We’re not finished yet. Michelle’s heart can be removed and replaced with a donor heart, or a mechanical pump. (So much for the cardiac definition of death.)

You know where I’m going with this. The only body part that can’t be removed or replaced without changing its owner is the brain.

If we could remove Michelle’s brain and replace it (horrors!) with my brain, the resultant person would be me, with body parts that used to belong to Michelle. If we replaced Michelle’s brain with a computer, we would have a robot (albeit a rather fleshy and bloody one). In either case, Michelle would be gone.

It’s a short leap from this thought experiment to the realization that the irreversible loss of the brain, or its functions, is the irreversible loss (i.e., death) of the brain’s owner.

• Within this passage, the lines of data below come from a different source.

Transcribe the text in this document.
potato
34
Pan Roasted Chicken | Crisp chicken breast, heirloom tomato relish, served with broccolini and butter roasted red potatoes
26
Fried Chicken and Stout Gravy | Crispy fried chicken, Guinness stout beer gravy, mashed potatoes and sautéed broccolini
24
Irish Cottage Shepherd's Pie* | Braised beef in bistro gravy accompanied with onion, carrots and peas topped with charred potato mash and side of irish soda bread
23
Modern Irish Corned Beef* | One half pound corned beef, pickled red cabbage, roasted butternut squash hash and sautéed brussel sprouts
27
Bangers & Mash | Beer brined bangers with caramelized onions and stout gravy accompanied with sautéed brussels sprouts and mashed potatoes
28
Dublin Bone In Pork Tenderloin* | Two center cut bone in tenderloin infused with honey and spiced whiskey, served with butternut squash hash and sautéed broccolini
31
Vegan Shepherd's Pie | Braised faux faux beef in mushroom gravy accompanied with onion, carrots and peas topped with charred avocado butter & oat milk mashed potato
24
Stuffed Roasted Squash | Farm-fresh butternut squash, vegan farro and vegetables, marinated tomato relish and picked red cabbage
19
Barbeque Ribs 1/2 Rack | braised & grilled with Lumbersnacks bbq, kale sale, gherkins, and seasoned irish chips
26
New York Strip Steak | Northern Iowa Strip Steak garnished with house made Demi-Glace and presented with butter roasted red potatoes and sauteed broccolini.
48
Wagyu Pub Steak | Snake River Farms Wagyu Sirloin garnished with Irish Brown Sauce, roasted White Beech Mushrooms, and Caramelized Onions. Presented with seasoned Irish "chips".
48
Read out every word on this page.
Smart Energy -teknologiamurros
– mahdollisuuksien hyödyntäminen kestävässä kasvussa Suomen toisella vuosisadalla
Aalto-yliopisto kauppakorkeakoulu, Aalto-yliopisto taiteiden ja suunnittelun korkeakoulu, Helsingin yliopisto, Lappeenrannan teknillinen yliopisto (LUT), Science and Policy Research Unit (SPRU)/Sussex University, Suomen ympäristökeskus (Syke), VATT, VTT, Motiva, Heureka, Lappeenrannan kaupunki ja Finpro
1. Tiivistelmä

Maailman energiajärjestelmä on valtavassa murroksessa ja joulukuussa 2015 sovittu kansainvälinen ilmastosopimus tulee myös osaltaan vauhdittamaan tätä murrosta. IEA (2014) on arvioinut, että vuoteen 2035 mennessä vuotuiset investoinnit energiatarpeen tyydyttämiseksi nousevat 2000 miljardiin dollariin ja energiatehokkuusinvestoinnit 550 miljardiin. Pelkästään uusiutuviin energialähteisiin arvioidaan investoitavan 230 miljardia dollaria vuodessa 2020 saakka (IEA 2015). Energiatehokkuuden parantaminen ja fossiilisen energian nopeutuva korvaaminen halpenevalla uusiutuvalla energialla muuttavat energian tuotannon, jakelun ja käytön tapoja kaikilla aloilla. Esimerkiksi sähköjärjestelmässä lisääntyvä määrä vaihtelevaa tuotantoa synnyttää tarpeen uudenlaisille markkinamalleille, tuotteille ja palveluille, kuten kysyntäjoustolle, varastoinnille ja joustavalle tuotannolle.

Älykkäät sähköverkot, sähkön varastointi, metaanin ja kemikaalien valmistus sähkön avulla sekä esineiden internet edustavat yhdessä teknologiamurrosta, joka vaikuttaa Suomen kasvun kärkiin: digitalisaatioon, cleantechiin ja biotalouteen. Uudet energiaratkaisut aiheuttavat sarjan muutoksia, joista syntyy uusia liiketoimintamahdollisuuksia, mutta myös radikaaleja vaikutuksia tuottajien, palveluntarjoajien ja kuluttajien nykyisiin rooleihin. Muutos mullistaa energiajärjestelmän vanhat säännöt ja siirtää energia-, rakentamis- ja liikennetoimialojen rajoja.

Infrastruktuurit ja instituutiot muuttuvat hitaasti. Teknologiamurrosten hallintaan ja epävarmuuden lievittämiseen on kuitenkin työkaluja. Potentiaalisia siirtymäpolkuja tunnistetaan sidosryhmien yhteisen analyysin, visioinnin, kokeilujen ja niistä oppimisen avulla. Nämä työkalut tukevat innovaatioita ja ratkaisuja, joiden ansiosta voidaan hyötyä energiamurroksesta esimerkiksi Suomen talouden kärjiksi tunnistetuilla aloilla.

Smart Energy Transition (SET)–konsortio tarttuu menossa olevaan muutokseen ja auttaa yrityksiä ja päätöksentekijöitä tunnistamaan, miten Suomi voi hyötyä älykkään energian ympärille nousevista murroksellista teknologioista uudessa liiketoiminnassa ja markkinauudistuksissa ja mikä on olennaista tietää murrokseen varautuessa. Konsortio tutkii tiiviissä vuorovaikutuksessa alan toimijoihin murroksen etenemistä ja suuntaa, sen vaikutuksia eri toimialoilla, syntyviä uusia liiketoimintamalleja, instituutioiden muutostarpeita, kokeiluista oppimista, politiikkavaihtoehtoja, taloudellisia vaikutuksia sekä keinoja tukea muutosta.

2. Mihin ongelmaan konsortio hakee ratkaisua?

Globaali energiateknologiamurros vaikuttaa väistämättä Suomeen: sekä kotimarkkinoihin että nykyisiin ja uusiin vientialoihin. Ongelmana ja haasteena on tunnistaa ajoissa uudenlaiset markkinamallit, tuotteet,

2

A less grisly argument, also based on personhood, would begin with a stipulation that all human beings are mortal. We are not allowed — by definition or otherwise — to convey immortality. That means we must always have some way of determining death.

With improving medical technology, that could become impossible. Absent a brain death standard, we could — at least in theory — keep someone alive indefinitely by continuing to change parts as they fail. Everything (other than the brain) that is vital could be substituted for, including the heart. Dr. Jarvik (of the Utah/Humana artificial heart project) boasted that his artificial heart could keep working for 300 years. After that? Put in another one, presumably an improved model. Voila, immortality. Not acceptable. The risk of “chronic brain death” that Shewmon cited, is, paradoxically, a good reason for having a brain death standard.

And we must consider the utilitarian importance of brain death for organ donation. Whistling past the graveyard: that’s how I would characterize ending the brain death standard of determining death, without (1) prior abolition of the “dead donor rule” (which states that vital organs can be taken only post-mortem) and (2) seeing how many pre-mortem donors that yields. I believe there would be strong resistance to ending the dead donor rule anywhere, let alone all 50 states, and that the number of pre-mortem vital organ donations would be small even if it were permitted.

Removal of the brain death standard, in the absence of legal and widely practiced pre-mortem organ donation, would likely cause thousands, perhaps tens of thousands of deaths on the organ waiting list. Allowing that calamity for the sake of ethical purity would place one’s ethics on a par with the Khmer Rouge.

For now, and for the foreseeable future, brain death is a criterion of death. It’s up to those of us who work in health care, ethics, and law to speak with clarity when communicating on this topic to the media, to courts, to bereaved families, and to our colleagues.